Absolutely! A home loan modification is designed to do 2 things.

1. Make the payment affordable for the homeowner.

2. Keep the bank from foreclosing on the house.

The bank loses money on every foreclosure, as they are not legally allowed to make a profit. As a result, they are more than willing to find a way to keep the collateral paid. If you sell the house after a successful modification, then they are not taking a loss on the property. Even in the event you have to short sell the property, it is more beneficial to the bank to short sell than foreclose. Modification has no refleflection or bearing on the sale of your home, and you will not be charged any extra fees if you sell a home that has a modified note.

Will you be liable for missed payments after foreclosure?

You will not be Liable for "payments". Depending on your state laws, the lender may obtain a deficiency judgment against you.

If the house is a primary residence, you will not be sent a 1099-A nor, will the IRS receive one on you, unless you have a HELOC, Line of credit, or other type of lien. (Pool) In that case they can come after your for the entire deficient balance. You will not receive a 1099 in this case, you will receive collection calls and possibly civil liens, and wage garnishment. This applies even if you live in a non-recourse state such as AZ. If the property is an investment property, you will most likely receive a 1099-A for the deficiency, and they will try and collect that debt as well, as it is not covered under non-recourse laws. The only real way out of both of these actions is to file bankruptcy or to pay the debt off.

You can go to hud.gov (the specific URL is in the related links section) and find a certified pre-foreclosure specialist. HUD counselors work with you and your lender at no cost.

If you foreclose on your first mortgage what happens to your second mortgage debt?

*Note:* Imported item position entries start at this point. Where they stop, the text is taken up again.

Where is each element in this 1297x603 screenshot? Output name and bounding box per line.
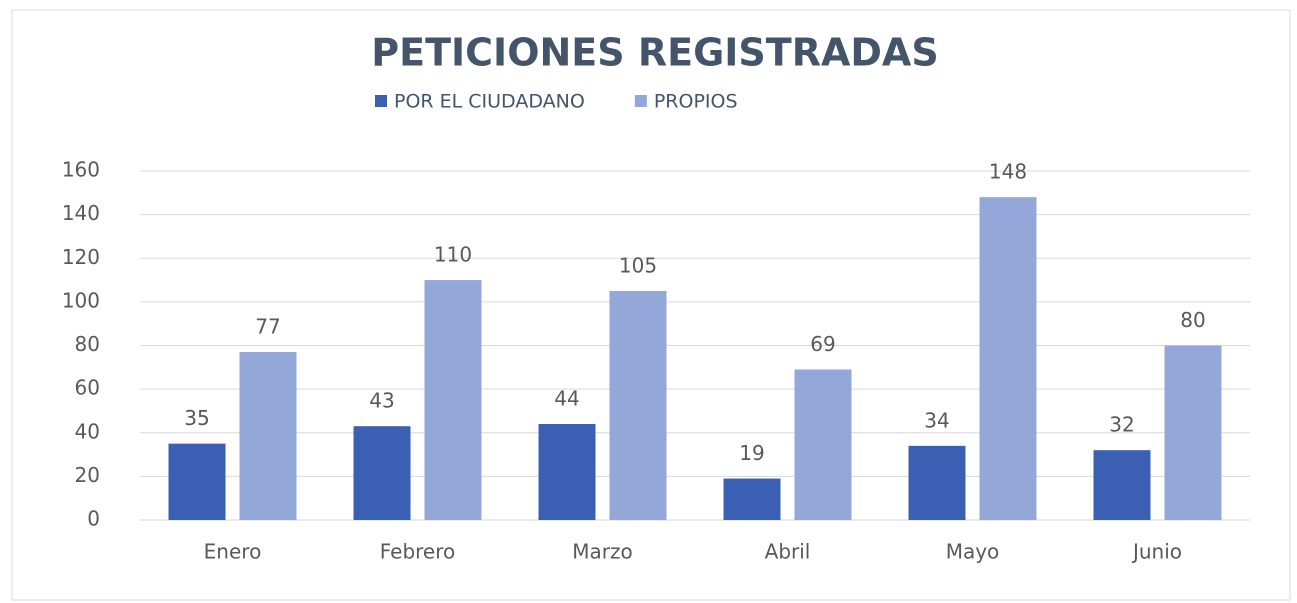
- x-tick-label: Enero: [204, 540, 262, 564]
- data-label: 34: [924, 408, 949, 432]
- legend-label: PROPIOS: [654, 91, 738, 113]
- x-tick-label: Abril: [765, 540, 811, 564]
- data-label: 105: [619, 253, 657, 277]
- bar: [723, 478, 781, 520]
- bar: [168, 443, 226, 520]
- data-label: 77: [255, 315, 280, 339]
- bar: [538, 424, 596, 520]
- y-tick-label: 40: [75, 419, 100, 443]
- data-label: 43: [369, 389, 394, 413]
- data-label: 69: [810, 332, 835, 356]
- bar: [794, 369, 852, 520]
- legend-swatch: [634, 95, 647, 107]
- data-label: 19: [739, 441, 764, 465]
- y-tick-label: 140: [62, 201, 100, 225]
- y-tick-label: 120: [62, 245, 100, 269]
- y-tick-label: 100: [62, 288, 100, 312]
- chart-frame: [11, 9, 1291, 601]
- x-tick-label: Junio: [1131, 540, 1182, 564]
- y-tick-label: 20: [75, 463, 100, 487]
- legend-label: POR EL CIUDADANO: [394, 91, 585, 113]
- data-label: 32: [1109, 413, 1134, 437]
- bar: [979, 197, 1037, 521]
- data-label: 35: [184, 406, 209, 430]
- data-label: 148: [989, 160, 1027, 184]
- bar: [424, 280, 482, 520]
- bar: [239, 352, 297, 520]
- chart-title: PETICIONES REGISTRADAS: [371, 31, 938, 75]
- bar: [353, 426, 411, 520]
- bar: [1093, 450, 1151, 520]
- y-tick-label: 160: [62, 158, 100, 182]
- bar: [908, 445, 966, 520]
- data-label: 80: [1180, 308, 1205, 332]
- x-tick-label: Marzo: [572, 540, 632, 564]
- bar: [1164, 345, 1222, 520]
- bar: [609, 290, 667, 520]
- data-label: 44: [554, 387, 579, 411]
- data-label: 110: [434, 243, 472, 267]
- legend-swatch: [375, 95, 387, 107]
- y-tick-label: 80: [75, 332, 100, 356]
- y-tick-label: 60: [75, 376, 100, 400]
- x-tick-label: Febrero: [380, 540, 456, 564]
- x-tick-label: Mayo: [946, 540, 1000, 564]
- y-tick-label: 0: [87, 507, 100, 531]
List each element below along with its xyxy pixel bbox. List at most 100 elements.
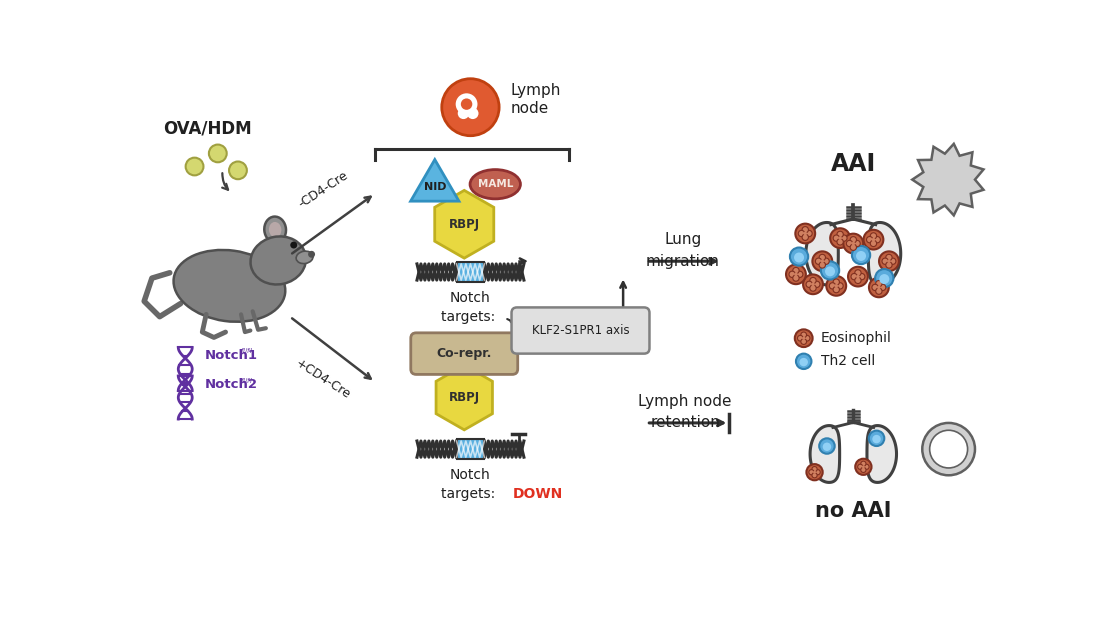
- Circle shape: [872, 285, 878, 291]
- Polygon shape: [806, 223, 838, 285]
- Circle shape: [886, 255, 892, 261]
- Circle shape: [806, 230, 813, 236]
- Circle shape: [864, 464, 869, 469]
- Text: Eosinophil: Eosinophil: [820, 331, 891, 345]
- Circle shape: [869, 431, 885, 446]
- Circle shape: [803, 227, 808, 233]
- Circle shape: [800, 332, 807, 338]
- Ellipse shape: [173, 250, 285, 322]
- Circle shape: [805, 335, 810, 341]
- Circle shape: [814, 281, 820, 288]
- Text: +CD4-Cre: +CD4-Cre: [293, 357, 353, 402]
- Text: Lymph
node: Lymph node: [511, 84, 562, 115]
- FancyBboxPatch shape: [411, 333, 517, 374]
- Text: RBPJ: RBPJ: [448, 391, 480, 404]
- Circle shape: [803, 234, 808, 240]
- Circle shape: [855, 277, 861, 283]
- Circle shape: [796, 354, 811, 369]
- Circle shape: [811, 473, 817, 478]
- Circle shape: [806, 281, 813, 288]
- Circle shape: [819, 255, 826, 261]
- Text: OVA/HDM: OVA/HDM: [163, 119, 251, 137]
- Circle shape: [811, 467, 817, 472]
- Circle shape: [826, 276, 846, 296]
- Circle shape: [837, 232, 844, 238]
- Circle shape: [886, 262, 892, 268]
- Circle shape: [467, 108, 478, 119]
- Text: Notch: Notch: [450, 291, 491, 305]
- Circle shape: [457, 108, 470, 119]
- Circle shape: [834, 286, 839, 293]
- Text: Co-repr.: Co-repr.: [436, 347, 492, 360]
- Circle shape: [930, 431, 968, 468]
- Text: Lymph node: Lymph node: [638, 394, 731, 409]
- Circle shape: [816, 258, 821, 265]
- Text: UP: UP: [513, 310, 534, 324]
- Circle shape: [799, 358, 808, 366]
- Circle shape: [875, 269, 894, 287]
- Circle shape: [794, 253, 804, 263]
- Text: no AAI: no AAI: [815, 500, 891, 520]
- Circle shape: [922, 423, 975, 475]
- Circle shape: [823, 258, 829, 265]
- Circle shape: [810, 278, 816, 284]
- Text: $^{fl/fl}$: $^{fl/fl}$: [240, 378, 252, 388]
- Circle shape: [855, 270, 861, 276]
- Circle shape: [809, 470, 814, 475]
- Circle shape: [821, 261, 839, 280]
- Circle shape: [804, 232, 807, 235]
- Circle shape: [803, 336, 805, 340]
- Text: Th2 cell: Th2 cell: [820, 354, 875, 368]
- Circle shape: [851, 241, 855, 245]
- Ellipse shape: [269, 222, 281, 237]
- Polygon shape: [867, 426, 897, 482]
- Circle shape: [442, 79, 500, 135]
- Circle shape: [309, 251, 315, 258]
- Circle shape: [850, 244, 857, 250]
- Circle shape: [851, 246, 870, 264]
- Circle shape: [871, 238, 876, 241]
- Circle shape: [813, 251, 832, 271]
- Circle shape: [872, 435, 881, 443]
- Circle shape: [851, 273, 857, 280]
- Circle shape: [830, 228, 850, 248]
- Text: KLF2-S1PR1 axis: KLF2-S1PR1 axis: [532, 324, 629, 337]
- Circle shape: [786, 265, 806, 284]
- Circle shape: [854, 240, 860, 246]
- Circle shape: [793, 275, 799, 281]
- Text: MAML: MAML: [477, 179, 513, 189]
- Circle shape: [856, 275, 860, 278]
- Circle shape: [838, 236, 841, 240]
- Circle shape: [461, 99, 473, 110]
- Circle shape: [889, 258, 896, 265]
- Circle shape: [860, 461, 866, 466]
- Circle shape: [874, 236, 880, 243]
- Circle shape: [456, 94, 477, 115]
- Circle shape: [870, 233, 877, 239]
- Circle shape: [858, 273, 865, 280]
- Text: AAI: AAI: [830, 152, 876, 176]
- Circle shape: [800, 339, 807, 344]
- Circle shape: [803, 275, 823, 294]
- Circle shape: [825, 266, 835, 276]
- Text: RBPJ: RBPJ: [448, 218, 480, 231]
- Polygon shape: [868, 223, 900, 285]
- Text: DOWN: DOWN: [513, 487, 563, 500]
- Text: Lung: Lung: [664, 232, 702, 247]
- Circle shape: [820, 260, 824, 263]
- Circle shape: [797, 335, 804, 341]
- Circle shape: [856, 251, 866, 261]
- Ellipse shape: [296, 251, 313, 263]
- Circle shape: [876, 281, 882, 287]
- Circle shape: [864, 230, 884, 250]
- Circle shape: [840, 235, 847, 241]
- Circle shape: [290, 241, 297, 248]
- Circle shape: [877, 286, 880, 289]
- Circle shape: [819, 438, 835, 454]
- Circle shape: [795, 329, 813, 347]
- Polygon shape: [912, 144, 983, 215]
- Circle shape: [814, 470, 816, 474]
- Circle shape: [887, 260, 890, 263]
- Text: Notch1: Notch1: [204, 349, 258, 362]
- Circle shape: [870, 240, 877, 246]
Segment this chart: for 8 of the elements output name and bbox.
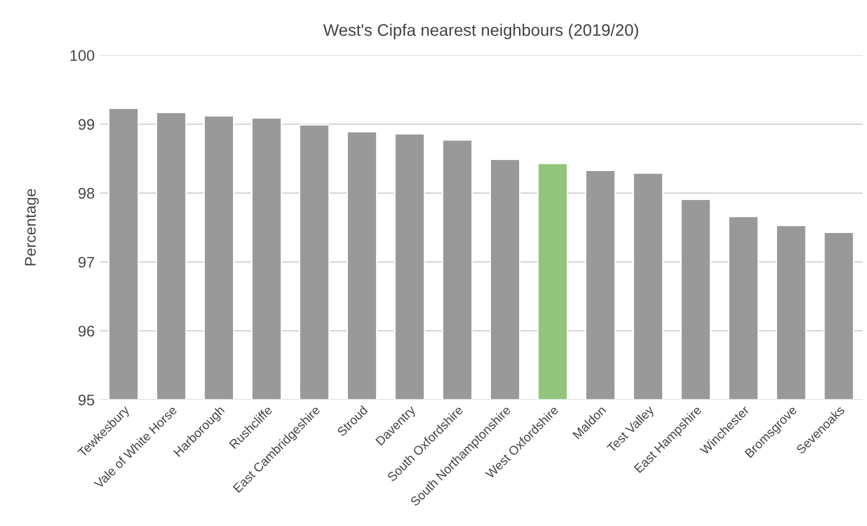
- y-tick-label: 99: [78, 119, 94, 130]
- y-tick-label: 98: [78, 188, 94, 199]
- y-tick-label: 96: [78, 326, 94, 337]
- chart-title: West's Cipfa nearest neighbours (2019/20): [323, 24, 638, 40]
- y-axis-title: Percentage: [25, 189, 39, 266]
- y-tick-label: 95: [78, 394, 94, 406]
- y-tick-label: 97: [78, 256, 94, 268]
- y-tick-label: 100: [70, 50, 94, 61]
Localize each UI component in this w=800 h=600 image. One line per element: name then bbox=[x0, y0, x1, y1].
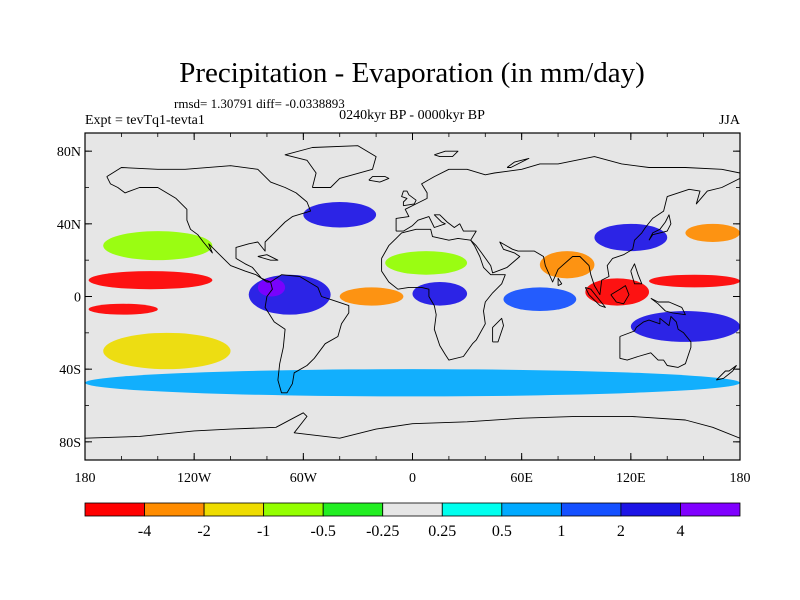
colorbar-label: 2 bbox=[617, 523, 625, 540]
field-patch bbox=[503, 287, 577, 312]
coastline-sri-lanka bbox=[557, 277, 563, 287]
colorbar-swatch bbox=[620, 502, 681, 517]
season-label: JJA bbox=[719, 113, 741, 128]
field-patch bbox=[539, 251, 595, 279]
colorbar-label: 0.5 bbox=[492, 523, 512, 540]
lon-tick-label: 120E bbox=[616, 471, 646, 486]
field-patch bbox=[412, 281, 468, 306]
colorbar-label: 1 bbox=[557, 523, 565, 540]
coastline-novaya-zemlya bbox=[506, 157, 530, 168]
colorbar-label: 0.25 bbox=[428, 523, 456, 540]
field-patch bbox=[594, 223, 668, 252]
colorbar-label: -4 bbox=[138, 523, 151, 540]
colorbar-swatch bbox=[560, 502, 622, 517]
field-patch bbox=[585, 278, 650, 306]
colorbar-swatch bbox=[680, 502, 741, 517]
field-patch bbox=[385, 251, 468, 275]
coastline-svalbard bbox=[434, 150, 459, 158]
coastline-eurasia bbox=[395, 156, 740, 296]
coastline-north-america bbox=[106, 165, 312, 283]
lat-tick-label: 80S bbox=[59, 436, 81, 451]
coastline-africa bbox=[381, 228, 506, 361]
colorbar-swatch bbox=[203, 502, 265, 517]
field-patch bbox=[339, 287, 404, 306]
lon-tick-label: 60W bbox=[290, 471, 318, 486]
coastline-philippines bbox=[630, 263, 643, 285]
lat-tick-label: 40N bbox=[57, 218, 81, 233]
field-patch bbox=[88, 303, 158, 315]
colorbar-swatch bbox=[84, 502, 145, 517]
coastline-sumatra bbox=[584, 286, 606, 308]
lon-tick-label: 60E bbox=[510, 471, 533, 486]
pe-field bbox=[85, 202, 740, 397]
field-patch bbox=[248, 274, 331, 315]
field-patch bbox=[88, 271, 213, 290]
longitude-axis: 180 120W 60W 0 60E 120E 180 bbox=[75, 133, 751, 486]
coastline-britain bbox=[401, 190, 417, 207]
coastline-new-zealand bbox=[715, 365, 737, 381]
colorbar-swatch bbox=[382, 502, 443, 517]
plot-title: Precipitation - Evaporation (in mm/day) bbox=[179, 57, 645, 89]
colorbar-label: -0.25 bbox=[366, 523, 399, 540]
coastline-japan bbox=[648, 214, 672, 241]
coastline-borneo bbox=[610, 285, 630, 305]
lon-tick-label: 180 bbox=[75, 471, 96, 486]
colorbar-label: -0.5 bbox=[311, 523, 336, 540]
colorbar-swatch bbox=[322, 502, 384, 517]
colorbar-swatch bbox=[501, 502, 562, 517]
stats-label: rmsd= 1.30791 diff= -0.0338893 bbox=[174, 96, 345, 111]
colorbar-label: 4 bbox=[676, 523, 684, 540]
lat-tick-label: 0 bbox=[74, 291, 81, 306]
colorbar-label: -2 bbox=[197, 523, 210, 540]
colorbar-label: -1 bbox=[257, 523, 270, 540]
lon-tick-label: 120W bbox=[177, 471, 212, 486]
coastlines bbox=[85, 145, 740, 439]
field-patch bbox=[649, 274, 740, 288]
colorbar: -4 -2 -1 -0.5 -0.25 0.25 0.5 1 2 4 bbox=[84, 502, 741, 540]
latitude-axis: 80N 40N 0 40S 80S bbox=[57, 145, 740, 451]
coastline-antarctica bbox=[85, 412, 740, 439]
field-patch bbox=[303, 202, 377, 228]
field-patch bbox=[103, 332, 231, 370]
coastline-iceland bbox=[368, 176, 390, 183]
field-patch bbox=[103, 231, 213, 261]
coastline-greenland bbox=[284, 145, 377, 188]
lat-tick-label: 40S bbox=[59, 363, 81, 378]
field-patch bbox=[85, 369, 740, 397]
colorbar-swatch bbox=[263, 502, 324, 517]
map-panel: 180 120W 60W 0 60E 120E 180 80N 40N 0 40S 80S bbox=[57, 132, 751, 486]
colorbar-swatch bbox=[441, 502, 503, 517]
coastline-cuba bbox=[257, 254, 279, 261]
lon-tick-label: 180 bbox=[730, 471, 751, 486]
field-patch bbox=[685, 223, 740, 243]
coastline-madagascar bbox=[492, 317, 504, 343]
field-patch bbox=[630, 311, 740, 342]
lon-tick-label: 0 bbox=[409, 471, 416, 486]
period-label: 0240kyr BP - 0000kyr BP bbox=[339, 108, 485, 123]
experiment-label: Expt = tevTq1-tevta1 bbox=[85, 113, 205, 128]
colorbar-swatch bbox=[144, 502, 205, 517]
coastline-australia bbox=[619, 316, 692, 368]
coastline-south-america bbox=[264, 274, 350, 394]
coastline-new-guinea bbox=[650, 297, 686, 316]
lat-tick-label: 80N bbox=[57, 145, 81, 160]
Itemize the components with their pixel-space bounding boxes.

That depends on a lot of things. If you owe less than the house is worth, then the 2nd lienholder is paid any proceeds left after the balance of the 1st lienholder and any applicable fees and fines are paid. For unresolved balances, well that is a state by state question and answer. For example; in AZ if the second mortgage is not satisfied, then they have a legal right to persue the balance, unless it is convered by the Mortgage Protection Act of 2007. Even that can't help you if you took out a bunch of money in a refinance. That law was deisgned to protect homeowners from negative loss due to market conditions out of their control. If you took $100,000 out of your equity to build a pool and go on vacation, they don't view that as "out of your control."